According to our 2019 State of Enterprise IT report, “brand damage” is one of the biggest impacts of poor end-user experience. If you needed an example of what this looks like in action, look no further than Target’s recent string of bad luck and the ensuing social media fallout.
On Sunday, June 16th, the company experienced an outage that impacted registers across the brand’s 1,849 stores. Without the ability to process any payments in-store, the company was forced to shut down locations across the United States during peak weekend shopping times — for the second time in as many days.
A similar technical glitch was to blame for an outage that took place on Saturday (June 15) that stretched on for nearly two hours. Shoppers, who were turned away or stuck in line for the better part of the afternoon as the outage stretched past the 90-minute mark, were quick to air their grievances on social media, and the images of in-store mayhem quickly went viral.
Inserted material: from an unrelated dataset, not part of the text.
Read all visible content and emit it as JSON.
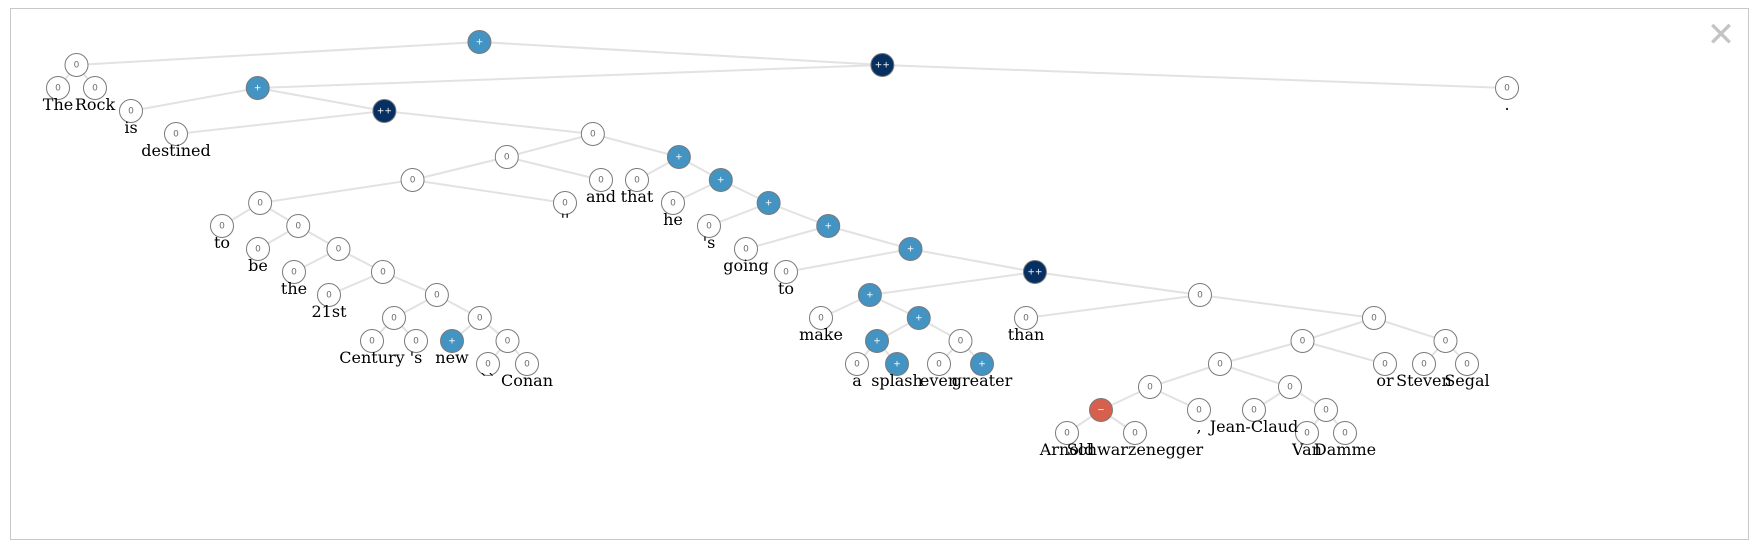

While initially blamed on an “internal technical issue,” both incidents were attributed to payments service NCR, a third-party vendor that supports Target locations coast-to-coast. The retailer was quick to make it clear that this was an issue with data center hardware, yet posed no security threat, nor did it represent a data breach, ala the headline-grabbing incident that affected Target stores back in 2013.
Data breach or not, the outage was still a bad look for the brand, especially on the heels of Target’s announcement earlier in the week that it was entering the same-day-delivery game to better compete with rivals Amazon and Walmart. With chronic issues affecting the company’s in-store technology, it’s going to be hard for consumers to view the brand as a tech-forward operation that can support its digital operations with the same expertise that shoppers have come to expect from the competition.
The lesson here is that large enterprise operations with a massive network of branch locations can’t afford to be reactive when network issues arise, even if the blame eventually lands on a third party. These businesses need to employ network monitoring tools that alert IT to issues anywhere along the network path almost immediately, empowering them to take a pre-active approach to a speedy resolution, minimizing the amount of time disgruntled users (or in this case customers) have to air their grievances publicly.